Two neighbors sit at the top of Sunday Night Football's similarity graph separated by just four ten-thousandths of a point: FOX Sports: NFL at 0.95 and NFL on ESPN at 0.95, with NFL on CBS a fraction behind at 0.95 as well. That near-perfect three-way tie at the summit is the defining structural feature here — the audience shape bridges two distinct NFL broadcast clusters rather than collapsing into a single dominant neighbor.
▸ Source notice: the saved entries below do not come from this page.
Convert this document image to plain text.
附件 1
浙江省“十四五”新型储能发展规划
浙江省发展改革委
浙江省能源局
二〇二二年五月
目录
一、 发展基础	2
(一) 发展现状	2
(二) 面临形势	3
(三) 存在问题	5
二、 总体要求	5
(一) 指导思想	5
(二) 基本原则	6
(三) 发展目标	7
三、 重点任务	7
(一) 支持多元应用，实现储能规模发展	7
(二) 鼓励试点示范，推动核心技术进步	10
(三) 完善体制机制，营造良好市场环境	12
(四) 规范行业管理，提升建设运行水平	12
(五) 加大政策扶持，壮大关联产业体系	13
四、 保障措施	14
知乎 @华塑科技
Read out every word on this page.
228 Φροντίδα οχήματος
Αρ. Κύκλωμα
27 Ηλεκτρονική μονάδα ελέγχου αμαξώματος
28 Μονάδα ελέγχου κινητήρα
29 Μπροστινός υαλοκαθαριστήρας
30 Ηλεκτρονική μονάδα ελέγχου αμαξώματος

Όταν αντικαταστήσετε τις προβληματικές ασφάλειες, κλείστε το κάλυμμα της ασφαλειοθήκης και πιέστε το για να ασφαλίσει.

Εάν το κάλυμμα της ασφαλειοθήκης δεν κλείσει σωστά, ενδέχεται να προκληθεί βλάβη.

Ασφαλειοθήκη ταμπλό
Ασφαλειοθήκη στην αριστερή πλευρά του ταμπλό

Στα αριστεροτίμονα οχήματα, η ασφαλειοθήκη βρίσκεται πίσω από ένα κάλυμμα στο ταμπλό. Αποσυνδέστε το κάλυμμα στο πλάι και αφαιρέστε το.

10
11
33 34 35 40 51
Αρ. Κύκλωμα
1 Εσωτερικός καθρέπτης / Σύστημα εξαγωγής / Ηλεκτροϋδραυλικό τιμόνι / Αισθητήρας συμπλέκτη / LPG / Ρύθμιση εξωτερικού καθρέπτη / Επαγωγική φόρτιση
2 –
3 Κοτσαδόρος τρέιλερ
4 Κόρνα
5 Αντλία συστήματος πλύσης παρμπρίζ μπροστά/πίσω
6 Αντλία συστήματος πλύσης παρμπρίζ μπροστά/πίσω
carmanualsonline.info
The shape is classified as two-peak, and the data supports it. The top tier — FOX Sports: NFL, NFL on ESPN, NFL on CBS, and NFL Network (0.94) — are all NFL broadcast properties, either TV Shows or TV Channels in the Marketing Channels category. The NFL itself (0.92, Sports Leagues) anchors that cluster. Then the graph steps down to a second, looser grouping: Around The NFL (0.89) and Larry Fitzgerald (0.85), Le'Veon Bell (0.84), Adrian Peterson (0.84), and Russell Wilson (0.84) — all Athletes in the Celebrities and Influencers category. Madden Ultimate Team (0.84, Video Game Franchises) is the lone non-broadcast, non-athlete entry in the top 10, signaling that the audience's shape extends into NFL-adjacent gaming as well.
The overall picture is an audience defined almost entirely by NFL media consumption — broadcast properties and player-level fandom — with no meaningful crossover into other sports or entertainment categories within the top 10.